Para procurar um bom restaurante, normalmente se olha a qualidade das fotos (e número de seguidores) no Instagram, a nota em sites como Yelp, Tripadvisor ou o próprio Google, se é arrumadinho, se ganhou prêmios ou, melhor ainda, as famosas estrelas Michelin. No entanto, para encontrar boa comida chinesa, esqueça tudo isso.

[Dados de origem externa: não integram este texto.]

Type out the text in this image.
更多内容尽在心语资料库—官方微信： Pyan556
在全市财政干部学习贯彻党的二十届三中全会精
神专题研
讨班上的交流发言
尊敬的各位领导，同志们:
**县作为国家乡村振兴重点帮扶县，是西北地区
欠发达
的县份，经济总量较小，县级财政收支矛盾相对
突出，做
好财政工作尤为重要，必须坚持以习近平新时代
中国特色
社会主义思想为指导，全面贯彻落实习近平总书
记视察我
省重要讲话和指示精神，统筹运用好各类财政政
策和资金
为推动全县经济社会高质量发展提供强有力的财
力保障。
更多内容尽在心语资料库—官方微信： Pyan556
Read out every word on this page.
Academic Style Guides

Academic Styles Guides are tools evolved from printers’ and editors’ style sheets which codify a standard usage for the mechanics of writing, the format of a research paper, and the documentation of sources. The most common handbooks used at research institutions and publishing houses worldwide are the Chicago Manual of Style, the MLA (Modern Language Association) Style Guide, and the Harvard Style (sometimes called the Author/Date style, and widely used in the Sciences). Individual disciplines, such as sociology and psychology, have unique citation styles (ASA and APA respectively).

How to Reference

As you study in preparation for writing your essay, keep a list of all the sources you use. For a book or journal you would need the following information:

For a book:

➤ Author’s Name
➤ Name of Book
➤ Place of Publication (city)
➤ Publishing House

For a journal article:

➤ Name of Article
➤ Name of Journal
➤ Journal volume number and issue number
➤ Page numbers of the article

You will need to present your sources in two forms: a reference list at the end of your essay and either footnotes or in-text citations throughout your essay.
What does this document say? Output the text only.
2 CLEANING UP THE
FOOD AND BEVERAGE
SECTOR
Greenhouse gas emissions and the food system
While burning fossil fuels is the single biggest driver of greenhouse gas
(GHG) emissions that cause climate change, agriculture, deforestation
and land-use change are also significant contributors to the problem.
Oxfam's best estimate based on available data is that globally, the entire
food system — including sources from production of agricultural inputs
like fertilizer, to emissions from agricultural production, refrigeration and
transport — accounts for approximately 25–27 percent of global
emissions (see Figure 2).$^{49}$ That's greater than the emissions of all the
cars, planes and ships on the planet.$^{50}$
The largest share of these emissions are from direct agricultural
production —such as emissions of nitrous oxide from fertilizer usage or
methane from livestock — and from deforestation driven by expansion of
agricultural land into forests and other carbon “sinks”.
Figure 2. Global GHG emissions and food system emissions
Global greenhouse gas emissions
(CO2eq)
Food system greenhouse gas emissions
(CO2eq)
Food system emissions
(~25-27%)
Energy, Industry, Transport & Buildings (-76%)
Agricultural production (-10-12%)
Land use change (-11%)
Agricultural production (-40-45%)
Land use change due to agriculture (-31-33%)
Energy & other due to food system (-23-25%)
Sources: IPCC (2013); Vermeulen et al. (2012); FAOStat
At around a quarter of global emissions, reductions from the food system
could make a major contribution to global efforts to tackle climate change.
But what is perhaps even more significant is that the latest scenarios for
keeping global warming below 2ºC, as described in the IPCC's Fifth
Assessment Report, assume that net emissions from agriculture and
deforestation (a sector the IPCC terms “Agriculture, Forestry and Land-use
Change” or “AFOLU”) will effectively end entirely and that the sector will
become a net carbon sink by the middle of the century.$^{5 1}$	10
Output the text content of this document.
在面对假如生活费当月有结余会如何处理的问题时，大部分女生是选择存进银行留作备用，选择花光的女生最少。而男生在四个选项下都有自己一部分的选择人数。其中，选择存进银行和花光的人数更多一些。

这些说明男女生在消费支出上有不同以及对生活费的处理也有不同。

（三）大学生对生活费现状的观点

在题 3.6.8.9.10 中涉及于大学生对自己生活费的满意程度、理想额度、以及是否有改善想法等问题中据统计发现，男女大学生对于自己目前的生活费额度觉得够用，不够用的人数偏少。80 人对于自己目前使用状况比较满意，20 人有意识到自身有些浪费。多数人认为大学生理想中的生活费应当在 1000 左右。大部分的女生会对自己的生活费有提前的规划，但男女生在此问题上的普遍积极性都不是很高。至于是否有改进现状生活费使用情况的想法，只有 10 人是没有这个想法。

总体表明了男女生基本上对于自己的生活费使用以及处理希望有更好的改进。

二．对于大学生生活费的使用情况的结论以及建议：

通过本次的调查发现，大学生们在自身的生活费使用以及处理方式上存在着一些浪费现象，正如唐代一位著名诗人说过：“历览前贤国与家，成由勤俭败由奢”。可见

Antes de ter qualquer informação relevante sobre um restaurante chinês, é possível sentir o cheiro da comida só pelo nome: se tem “China” ou “Panda” no nome, ele está acenando para o público ocidental, o que não é um bom sinal. Ponto para nomes em chinês totalmente incompreensíveis. 

Quando você vê o local, seja por fotos ou presencialmente, perceba a etnia das pessoas: tem chineses nas mesas e, principalmente, na cozinha? Veja o que elas estão vestindo e o que estão bebendo. São pessoas bem-vestidas, descoladas? Estão bebendo vinho ou “drinks”? Se a resposta é sim para as perguntas acima, pode ficar com um pé na porta. Preste atenção no aspecto do local. Investiram no design? Parece limpo e organizado? Surpresa: a qualidade da sua refeição pode estar comprometida. Pragmatismo é um traço relevante da cultura chinesa, e nada pode ficar no caminho do sabor da refeição.

O próprio cardápio também diz muito, por óbvio. Os melhores restaurantes chineses têm cardápios com fotos dos pratos, mas nenhuma palavra escrita na língua local. O motivo é simples: traduzir dá trabalho e ninguém que precisa da tradução vai entender nada de qualquer jeito. Em cardápios mais tradicionais, veja se há pratos como “guioza” ou “yakisoba” (spoiler: não são chineses) ou sobremesas tipo “brownie de chocolate com sorvete”. 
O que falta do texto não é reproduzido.